花名冊,亦是與玉奴人勾結的證據。
見顧言瞬和千雪分別上了各自的馬車,行止才回身往驛站走去,他將那冊子又重新放在了玉奴人的衣襟裏,然後拿出了四顆黑色的藥丸喂給了驛站當值的四個人,接著用匕首切斷了他們的十指。
也許是因為過於疼痛,驛丞醒了過來,看見自己的雙手手指落地,鮮血淋漓,他痛得蜷縮在地上,在瞥見一抹熟悉的衣角後,他抬頭望去。
是行止,顧大人身邊的心腹,他為什麽要這麽做?
驛丞想要問個究竟,可當他張嘴的時候,才發現喉嚨像是有一萬隻螞蟻在咬,他一個字也說不出來,隻能發出喉間滾動“啊啊啊。”的聲音。
四下又恢複寧靜,萬籟俱靜中前後兩輛馬車重新出發。
行至坐在車頭駕馬,駛出驛站約莫兩公裏後,聽得一聲信號彈炸響的聲音,接著空中明亮一瞬。
“顧大人,華王的人到驛站了。”行止道。
“嗯。
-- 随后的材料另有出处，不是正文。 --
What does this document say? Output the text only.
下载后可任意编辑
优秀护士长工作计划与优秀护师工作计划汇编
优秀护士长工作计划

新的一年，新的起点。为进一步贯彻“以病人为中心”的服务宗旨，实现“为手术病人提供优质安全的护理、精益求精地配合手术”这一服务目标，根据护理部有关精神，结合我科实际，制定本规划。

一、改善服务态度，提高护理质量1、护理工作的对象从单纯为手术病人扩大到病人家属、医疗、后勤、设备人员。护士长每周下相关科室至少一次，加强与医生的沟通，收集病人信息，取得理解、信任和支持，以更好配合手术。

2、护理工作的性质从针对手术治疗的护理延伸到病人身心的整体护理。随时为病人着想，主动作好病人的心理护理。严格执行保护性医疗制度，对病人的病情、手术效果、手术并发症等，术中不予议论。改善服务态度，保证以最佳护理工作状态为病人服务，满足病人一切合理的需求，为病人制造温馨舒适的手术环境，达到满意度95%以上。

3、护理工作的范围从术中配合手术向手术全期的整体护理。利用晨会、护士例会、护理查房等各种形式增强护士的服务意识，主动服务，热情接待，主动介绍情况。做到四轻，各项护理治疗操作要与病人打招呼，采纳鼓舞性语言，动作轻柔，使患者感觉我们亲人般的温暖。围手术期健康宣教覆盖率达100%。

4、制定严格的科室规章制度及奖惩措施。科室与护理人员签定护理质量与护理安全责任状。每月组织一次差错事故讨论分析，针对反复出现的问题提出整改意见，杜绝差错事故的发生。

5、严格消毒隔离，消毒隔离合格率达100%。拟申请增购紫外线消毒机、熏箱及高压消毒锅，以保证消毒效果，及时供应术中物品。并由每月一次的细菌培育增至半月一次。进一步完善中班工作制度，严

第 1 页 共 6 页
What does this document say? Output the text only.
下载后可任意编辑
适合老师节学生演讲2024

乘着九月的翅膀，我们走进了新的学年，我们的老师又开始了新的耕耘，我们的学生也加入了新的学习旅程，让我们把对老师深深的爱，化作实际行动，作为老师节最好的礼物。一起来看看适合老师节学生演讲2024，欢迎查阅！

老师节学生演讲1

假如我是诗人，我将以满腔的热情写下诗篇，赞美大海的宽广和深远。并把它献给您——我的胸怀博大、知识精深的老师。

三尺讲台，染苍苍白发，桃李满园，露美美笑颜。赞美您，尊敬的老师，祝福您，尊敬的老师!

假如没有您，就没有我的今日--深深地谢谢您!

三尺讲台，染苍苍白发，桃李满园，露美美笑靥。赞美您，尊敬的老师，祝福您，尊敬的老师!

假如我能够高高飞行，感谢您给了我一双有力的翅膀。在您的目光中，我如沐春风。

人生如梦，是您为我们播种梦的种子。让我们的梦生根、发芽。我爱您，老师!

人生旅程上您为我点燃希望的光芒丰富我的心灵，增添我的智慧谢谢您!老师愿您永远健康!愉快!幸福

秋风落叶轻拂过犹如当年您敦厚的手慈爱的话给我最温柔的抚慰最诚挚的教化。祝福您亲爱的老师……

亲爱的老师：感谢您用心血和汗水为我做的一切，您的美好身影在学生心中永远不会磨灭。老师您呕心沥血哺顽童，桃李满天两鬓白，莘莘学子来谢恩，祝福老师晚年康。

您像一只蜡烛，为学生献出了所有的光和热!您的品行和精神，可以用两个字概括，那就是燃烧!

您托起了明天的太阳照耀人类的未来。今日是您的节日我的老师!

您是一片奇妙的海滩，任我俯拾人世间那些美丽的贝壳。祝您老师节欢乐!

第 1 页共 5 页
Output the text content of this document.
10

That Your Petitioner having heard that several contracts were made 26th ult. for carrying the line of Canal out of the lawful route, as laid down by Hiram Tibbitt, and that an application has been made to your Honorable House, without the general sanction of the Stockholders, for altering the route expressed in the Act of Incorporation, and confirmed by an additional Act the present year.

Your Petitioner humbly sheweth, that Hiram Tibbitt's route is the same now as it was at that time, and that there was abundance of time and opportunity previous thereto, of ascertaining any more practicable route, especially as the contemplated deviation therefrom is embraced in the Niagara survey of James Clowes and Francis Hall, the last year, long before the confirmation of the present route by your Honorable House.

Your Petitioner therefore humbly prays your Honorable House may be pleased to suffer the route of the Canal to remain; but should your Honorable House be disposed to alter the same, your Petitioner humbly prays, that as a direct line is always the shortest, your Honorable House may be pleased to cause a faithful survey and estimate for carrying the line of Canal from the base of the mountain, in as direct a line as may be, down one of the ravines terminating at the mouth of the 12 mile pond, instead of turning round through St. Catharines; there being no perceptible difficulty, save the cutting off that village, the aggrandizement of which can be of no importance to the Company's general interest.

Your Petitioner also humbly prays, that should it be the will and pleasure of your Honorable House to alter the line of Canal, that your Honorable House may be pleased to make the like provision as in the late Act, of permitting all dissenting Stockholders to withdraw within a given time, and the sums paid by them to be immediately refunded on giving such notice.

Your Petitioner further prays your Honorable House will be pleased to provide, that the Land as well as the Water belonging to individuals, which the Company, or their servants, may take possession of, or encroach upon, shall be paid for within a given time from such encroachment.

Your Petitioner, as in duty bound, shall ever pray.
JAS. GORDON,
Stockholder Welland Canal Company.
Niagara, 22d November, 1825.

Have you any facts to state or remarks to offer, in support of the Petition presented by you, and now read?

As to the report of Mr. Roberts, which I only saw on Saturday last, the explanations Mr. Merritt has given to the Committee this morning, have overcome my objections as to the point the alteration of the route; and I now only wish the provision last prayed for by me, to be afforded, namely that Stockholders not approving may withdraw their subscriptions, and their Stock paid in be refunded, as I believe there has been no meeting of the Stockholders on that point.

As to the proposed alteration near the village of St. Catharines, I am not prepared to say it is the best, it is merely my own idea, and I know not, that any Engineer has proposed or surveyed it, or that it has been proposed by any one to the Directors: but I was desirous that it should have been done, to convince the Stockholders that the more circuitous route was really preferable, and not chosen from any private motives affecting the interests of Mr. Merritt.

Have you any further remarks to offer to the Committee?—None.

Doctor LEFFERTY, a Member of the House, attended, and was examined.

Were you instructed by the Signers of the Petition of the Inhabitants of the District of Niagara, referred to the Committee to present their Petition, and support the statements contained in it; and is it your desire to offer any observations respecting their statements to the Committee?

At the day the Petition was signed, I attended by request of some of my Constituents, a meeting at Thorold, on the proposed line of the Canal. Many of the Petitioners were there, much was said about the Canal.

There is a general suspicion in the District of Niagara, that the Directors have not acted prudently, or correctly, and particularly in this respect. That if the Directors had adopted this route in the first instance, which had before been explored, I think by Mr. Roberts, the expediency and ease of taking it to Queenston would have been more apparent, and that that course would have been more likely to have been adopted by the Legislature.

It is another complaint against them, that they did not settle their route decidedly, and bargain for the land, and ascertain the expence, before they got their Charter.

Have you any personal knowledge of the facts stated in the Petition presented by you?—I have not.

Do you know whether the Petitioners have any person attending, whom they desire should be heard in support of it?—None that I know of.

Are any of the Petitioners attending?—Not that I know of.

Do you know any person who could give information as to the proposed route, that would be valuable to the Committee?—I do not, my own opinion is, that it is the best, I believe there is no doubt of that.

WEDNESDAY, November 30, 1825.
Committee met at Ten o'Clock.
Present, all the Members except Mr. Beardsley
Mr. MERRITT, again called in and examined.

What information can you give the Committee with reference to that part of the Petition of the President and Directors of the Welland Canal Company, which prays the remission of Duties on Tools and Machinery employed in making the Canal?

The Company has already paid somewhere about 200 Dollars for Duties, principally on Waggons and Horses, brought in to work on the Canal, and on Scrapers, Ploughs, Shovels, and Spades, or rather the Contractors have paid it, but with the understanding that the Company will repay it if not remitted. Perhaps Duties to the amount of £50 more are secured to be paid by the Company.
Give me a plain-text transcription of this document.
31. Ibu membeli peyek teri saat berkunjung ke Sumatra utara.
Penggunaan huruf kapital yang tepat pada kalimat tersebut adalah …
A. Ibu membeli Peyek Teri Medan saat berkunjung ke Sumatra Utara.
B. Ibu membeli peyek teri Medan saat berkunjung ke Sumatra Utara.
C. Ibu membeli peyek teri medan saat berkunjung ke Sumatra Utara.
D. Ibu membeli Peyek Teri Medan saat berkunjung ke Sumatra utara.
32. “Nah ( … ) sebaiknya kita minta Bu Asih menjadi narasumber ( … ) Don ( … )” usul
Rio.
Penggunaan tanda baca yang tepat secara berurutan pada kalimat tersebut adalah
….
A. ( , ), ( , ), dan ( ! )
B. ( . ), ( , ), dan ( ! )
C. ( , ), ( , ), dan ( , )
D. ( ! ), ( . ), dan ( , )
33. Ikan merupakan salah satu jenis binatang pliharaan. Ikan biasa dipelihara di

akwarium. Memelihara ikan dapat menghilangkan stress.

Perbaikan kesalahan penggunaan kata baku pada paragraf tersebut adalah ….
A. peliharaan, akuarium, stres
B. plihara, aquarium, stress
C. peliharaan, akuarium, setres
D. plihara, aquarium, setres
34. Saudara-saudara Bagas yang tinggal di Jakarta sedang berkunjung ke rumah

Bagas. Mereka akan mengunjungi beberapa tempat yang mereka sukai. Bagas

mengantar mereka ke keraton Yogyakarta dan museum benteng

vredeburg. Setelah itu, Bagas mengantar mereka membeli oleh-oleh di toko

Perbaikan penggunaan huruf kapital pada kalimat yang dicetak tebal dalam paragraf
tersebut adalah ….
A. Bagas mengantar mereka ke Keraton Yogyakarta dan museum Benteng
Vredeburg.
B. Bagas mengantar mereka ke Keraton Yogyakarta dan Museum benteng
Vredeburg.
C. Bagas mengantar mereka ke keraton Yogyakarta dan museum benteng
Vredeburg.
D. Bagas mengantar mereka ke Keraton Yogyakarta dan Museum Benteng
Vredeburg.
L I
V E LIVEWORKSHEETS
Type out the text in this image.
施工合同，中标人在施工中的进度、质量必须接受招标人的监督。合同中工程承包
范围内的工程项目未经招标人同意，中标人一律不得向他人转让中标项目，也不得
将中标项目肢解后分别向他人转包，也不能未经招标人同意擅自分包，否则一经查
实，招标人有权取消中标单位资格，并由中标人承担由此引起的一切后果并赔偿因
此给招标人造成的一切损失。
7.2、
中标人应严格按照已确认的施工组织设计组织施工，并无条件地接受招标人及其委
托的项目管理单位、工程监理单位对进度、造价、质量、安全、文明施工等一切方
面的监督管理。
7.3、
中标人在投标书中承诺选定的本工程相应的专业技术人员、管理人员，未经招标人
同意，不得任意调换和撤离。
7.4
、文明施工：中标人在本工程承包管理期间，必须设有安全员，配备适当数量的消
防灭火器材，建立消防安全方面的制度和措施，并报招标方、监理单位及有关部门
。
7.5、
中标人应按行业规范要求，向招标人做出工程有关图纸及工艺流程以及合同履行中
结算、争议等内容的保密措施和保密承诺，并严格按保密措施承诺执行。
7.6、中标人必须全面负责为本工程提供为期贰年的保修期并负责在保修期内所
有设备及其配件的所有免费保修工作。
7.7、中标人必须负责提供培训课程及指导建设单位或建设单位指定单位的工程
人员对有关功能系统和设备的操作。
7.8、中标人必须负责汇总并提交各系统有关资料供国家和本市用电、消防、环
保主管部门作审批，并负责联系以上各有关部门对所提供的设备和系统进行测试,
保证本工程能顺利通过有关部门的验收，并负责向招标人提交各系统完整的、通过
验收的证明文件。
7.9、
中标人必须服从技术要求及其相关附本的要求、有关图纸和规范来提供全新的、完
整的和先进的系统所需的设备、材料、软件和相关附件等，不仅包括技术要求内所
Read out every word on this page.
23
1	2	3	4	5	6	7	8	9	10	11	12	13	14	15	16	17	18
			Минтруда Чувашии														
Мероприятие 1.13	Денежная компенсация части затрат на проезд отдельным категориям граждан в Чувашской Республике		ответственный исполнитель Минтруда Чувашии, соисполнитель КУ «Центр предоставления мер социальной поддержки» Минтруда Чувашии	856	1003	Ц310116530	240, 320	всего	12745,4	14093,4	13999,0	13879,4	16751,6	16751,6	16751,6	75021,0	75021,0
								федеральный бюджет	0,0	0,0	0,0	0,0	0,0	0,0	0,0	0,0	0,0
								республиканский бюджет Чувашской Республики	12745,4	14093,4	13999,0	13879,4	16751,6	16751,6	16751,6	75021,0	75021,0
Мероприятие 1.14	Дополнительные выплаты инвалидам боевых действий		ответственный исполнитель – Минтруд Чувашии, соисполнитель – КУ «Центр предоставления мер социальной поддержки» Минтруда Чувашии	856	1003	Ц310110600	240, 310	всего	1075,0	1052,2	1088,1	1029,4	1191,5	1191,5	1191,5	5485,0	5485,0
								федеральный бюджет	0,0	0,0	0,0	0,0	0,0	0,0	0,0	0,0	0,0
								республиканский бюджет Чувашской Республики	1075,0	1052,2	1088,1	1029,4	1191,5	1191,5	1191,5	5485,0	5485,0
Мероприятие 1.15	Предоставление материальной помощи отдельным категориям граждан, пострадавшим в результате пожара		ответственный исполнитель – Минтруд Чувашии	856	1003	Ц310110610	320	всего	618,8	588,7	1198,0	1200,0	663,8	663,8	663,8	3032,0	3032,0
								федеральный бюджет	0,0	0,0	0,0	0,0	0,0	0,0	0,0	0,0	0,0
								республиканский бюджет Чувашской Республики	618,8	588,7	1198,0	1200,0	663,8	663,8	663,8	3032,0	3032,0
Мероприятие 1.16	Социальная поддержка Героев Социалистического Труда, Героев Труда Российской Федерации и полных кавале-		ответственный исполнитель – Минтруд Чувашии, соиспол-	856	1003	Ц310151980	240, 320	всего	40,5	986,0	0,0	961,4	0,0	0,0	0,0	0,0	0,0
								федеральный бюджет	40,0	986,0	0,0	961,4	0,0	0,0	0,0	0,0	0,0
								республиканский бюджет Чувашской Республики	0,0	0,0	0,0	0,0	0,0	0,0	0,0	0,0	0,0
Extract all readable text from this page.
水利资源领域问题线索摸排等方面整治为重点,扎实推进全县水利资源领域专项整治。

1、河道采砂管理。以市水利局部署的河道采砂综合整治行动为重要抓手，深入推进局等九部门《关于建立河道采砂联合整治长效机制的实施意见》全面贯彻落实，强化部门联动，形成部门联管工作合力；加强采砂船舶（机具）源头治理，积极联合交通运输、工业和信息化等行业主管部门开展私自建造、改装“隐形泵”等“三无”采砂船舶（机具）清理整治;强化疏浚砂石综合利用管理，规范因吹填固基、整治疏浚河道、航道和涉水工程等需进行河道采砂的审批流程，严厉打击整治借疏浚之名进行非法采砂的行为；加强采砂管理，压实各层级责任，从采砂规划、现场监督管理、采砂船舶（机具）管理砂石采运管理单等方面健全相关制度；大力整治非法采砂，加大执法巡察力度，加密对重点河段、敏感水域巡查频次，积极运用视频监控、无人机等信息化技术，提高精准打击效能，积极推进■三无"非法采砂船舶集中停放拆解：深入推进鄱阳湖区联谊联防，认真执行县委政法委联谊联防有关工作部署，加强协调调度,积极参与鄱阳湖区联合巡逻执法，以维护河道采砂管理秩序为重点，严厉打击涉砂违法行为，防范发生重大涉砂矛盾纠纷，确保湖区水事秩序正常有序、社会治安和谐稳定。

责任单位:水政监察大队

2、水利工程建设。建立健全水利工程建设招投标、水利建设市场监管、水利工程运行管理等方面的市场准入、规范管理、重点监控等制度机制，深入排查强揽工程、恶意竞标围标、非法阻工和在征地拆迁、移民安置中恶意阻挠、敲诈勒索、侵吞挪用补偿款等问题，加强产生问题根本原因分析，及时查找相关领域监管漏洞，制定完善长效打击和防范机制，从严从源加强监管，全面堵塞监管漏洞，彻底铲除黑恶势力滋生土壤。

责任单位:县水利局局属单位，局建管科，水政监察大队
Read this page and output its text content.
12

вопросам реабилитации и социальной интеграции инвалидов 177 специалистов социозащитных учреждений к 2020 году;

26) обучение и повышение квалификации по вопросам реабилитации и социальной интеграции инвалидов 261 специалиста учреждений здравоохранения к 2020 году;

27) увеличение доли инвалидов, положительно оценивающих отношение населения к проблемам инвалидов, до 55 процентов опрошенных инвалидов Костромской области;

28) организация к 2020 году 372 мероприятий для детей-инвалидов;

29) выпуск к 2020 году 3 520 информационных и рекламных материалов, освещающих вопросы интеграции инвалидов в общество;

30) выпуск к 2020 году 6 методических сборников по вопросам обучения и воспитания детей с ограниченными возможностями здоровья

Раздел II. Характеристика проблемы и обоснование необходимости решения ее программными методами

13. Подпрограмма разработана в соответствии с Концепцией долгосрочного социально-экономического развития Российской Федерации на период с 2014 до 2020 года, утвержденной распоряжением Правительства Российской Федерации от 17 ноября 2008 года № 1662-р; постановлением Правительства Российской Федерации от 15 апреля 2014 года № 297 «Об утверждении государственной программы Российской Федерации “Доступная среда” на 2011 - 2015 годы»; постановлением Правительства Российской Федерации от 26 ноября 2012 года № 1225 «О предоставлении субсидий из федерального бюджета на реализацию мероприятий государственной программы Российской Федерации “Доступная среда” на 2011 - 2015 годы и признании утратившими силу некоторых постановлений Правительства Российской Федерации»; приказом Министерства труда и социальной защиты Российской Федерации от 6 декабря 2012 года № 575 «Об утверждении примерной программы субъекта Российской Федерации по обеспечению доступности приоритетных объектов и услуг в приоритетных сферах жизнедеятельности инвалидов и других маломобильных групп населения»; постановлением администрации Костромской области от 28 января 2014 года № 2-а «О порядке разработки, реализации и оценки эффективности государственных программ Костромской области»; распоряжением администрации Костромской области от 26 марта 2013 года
”顧言瞬答,闔上的眼緩緩睜開。
紅羅帳暖,她主動攀上顧言瞬,軟著身子柔聲呢喃,千嬌百媚地輾轉於他身下,淋漓承歡。
許久後,她抓著顧言瞬的手臂,哭得聲音都發啞:“不要了……。”
夢中,那感覺太過真實,蘇嫋嫋潛意識裏掙紮著想要清醒。
將醒未醒的狀態中,她睜開眼睛來看,朦朧中顧言瞬正伏在她身上,迷糊的意識瞬間清醒,身體的感官也跟著無限放大,最後接近真實。
此時,顧言瞬真真切切的在做。馬車快速的行駛著,哐哐的聲響淹沒了他壓抑的沉息。
上一世,除了被人下藥意識不明的第一次,婚後的三年顧言瞬從未碰過她,這一世洞房那晚,他也是喝得酩酊大醉,不省人事,這樣強烈的真觸實感還是第一次體會到。
昏暗不明的光影中,顧言瞬下頜緊緊繃著,喉嚨間溢出他低啞的聲音:“不是來月事了嗎?”
他一下一下的發狠,像是懲罰:“嗯?”
這種感覺一點也不好受,很疼,蘇嫋嫋出自本能地抗拒,伸手去推。可下一瞬便被那有力的長臂拉了回來,迎來的更是變本加厲。